Description
When I run modkit summary on my samples I am getting a strange batch effect.
I have two batches of samples:
1st batch re-basecalled with dorado standalone software v0.6.1
model [email protected]
and parameter --modified-bases 5mC_5hmC
2nd batch basecalled from dorado server v7.3.9
basecall config dna_r10.4.1_e8.2_400bps_5khz_modbases_5hmc_5mc_cg_hac_prom.cfg
so the model should be essentially the same between the two batches.
I converted uBAMs to fastq with samtools fastq -T "*"
I aligned to GRCh38 with minimap2 -t 32 -ax map-ont -y -Y --MD
When I run modkit summary on samples from the 1st batch I get an example output:
# bases C
# total_reads_used 10042
# count_reads_C 10042
# pass_threshold_C 0.7636719
base code pass_count pass_frac all_count all_frac
C - 354650 0.3519645 372751 0.33318585
C h 26080 0.025882516 55114 0.049264
C m 626900 0.622153 690883 0.61755013
When I run modkit summary on samples from the 2nd batch I get an example output:
# bases C
# total_reads_used 10042
# count_reads_C 10042
# pass_threshold_C 0.73828125
base code pass_count pass_frac all_count all_frac
C - 11116207 0.95703727 12023879 0.9322321
C h 56736 0.0048846216 203618 0.015786855
C m 442286 0.038078114 670449 0.05198107
I can see that all the 2nd batch of samples have virtually no 5mC being detected at all whereas it is the majority in the 1st batch.
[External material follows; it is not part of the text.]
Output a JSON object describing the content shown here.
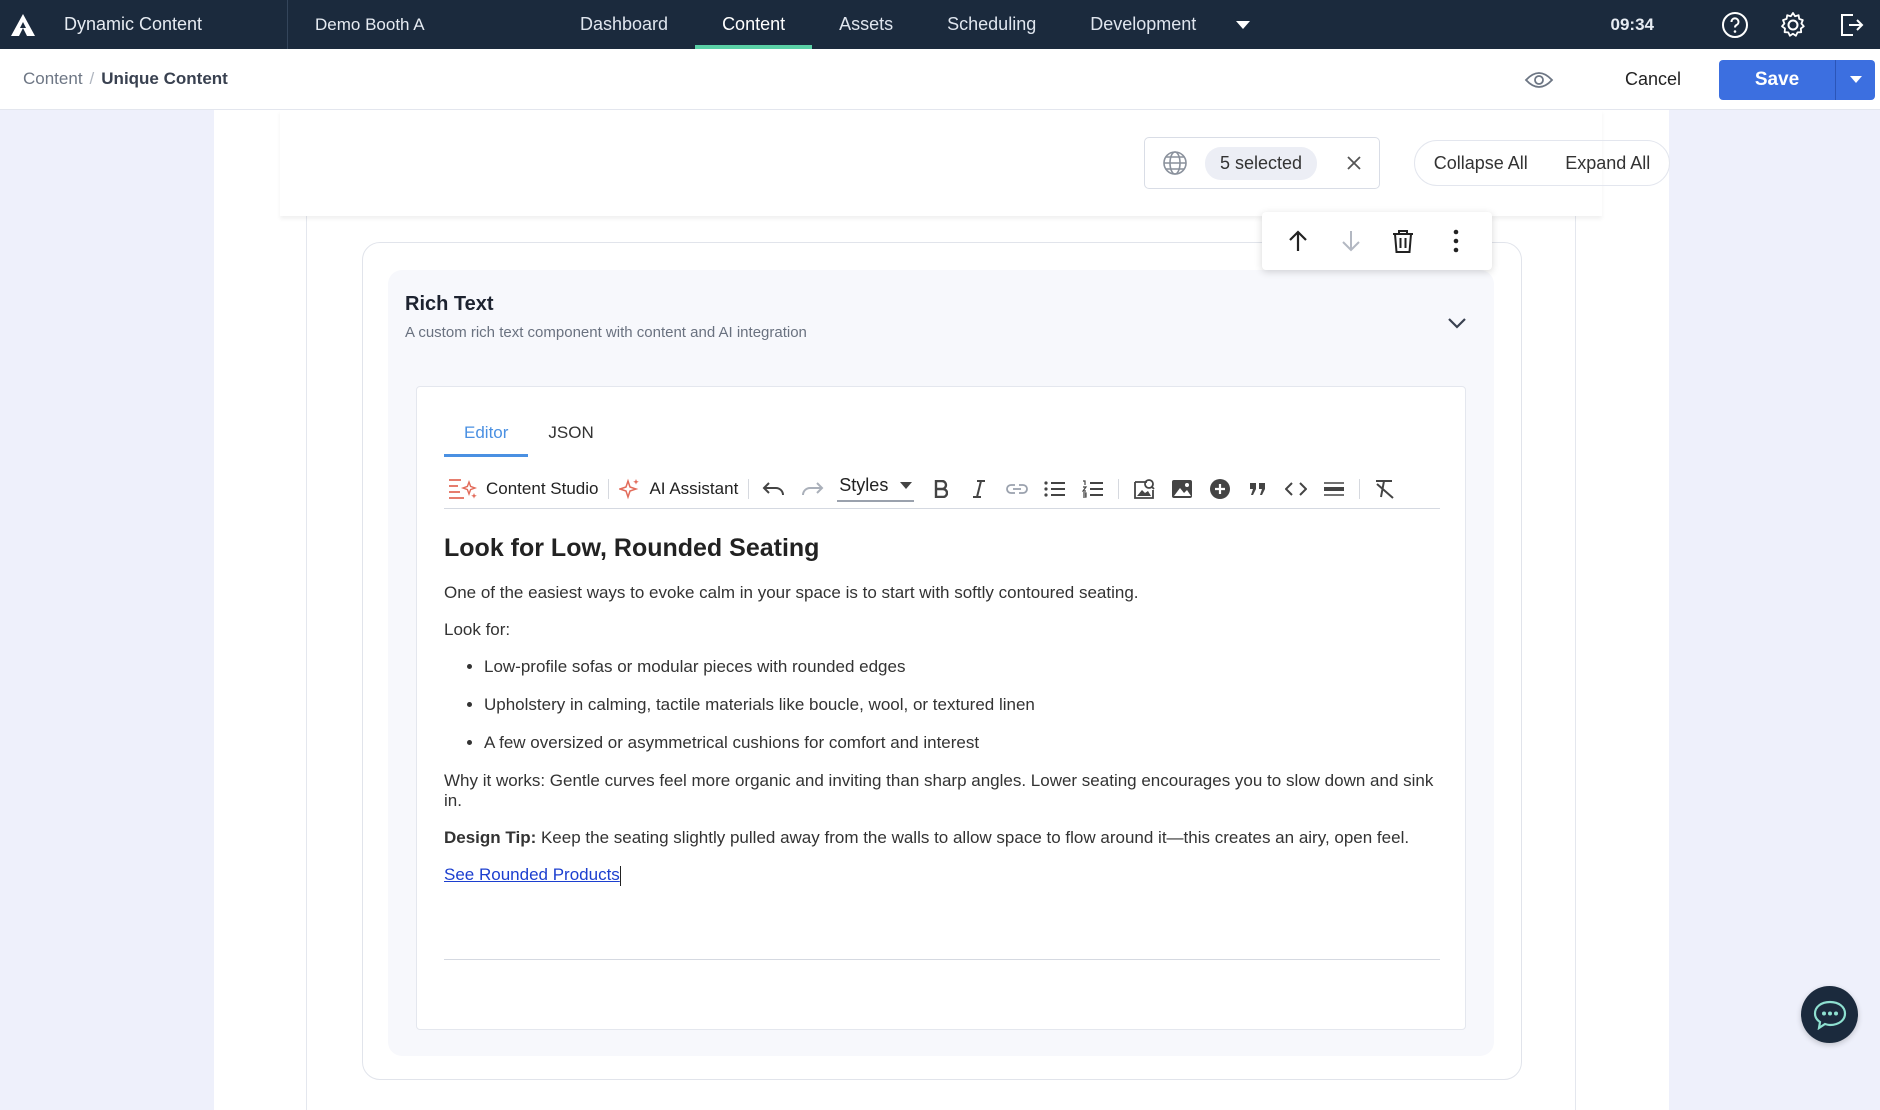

I would not expect global methylation patterns to differ on these scale (these are cancer samples from the same cohort and cancer type). When I investigate the fastq (grep ^@
) and bam files (samtools view BAM_FILE | less
) for the 2nd batch of samples, there are MM and ML tags present.
How can I investigate this further or work out where the issue lies?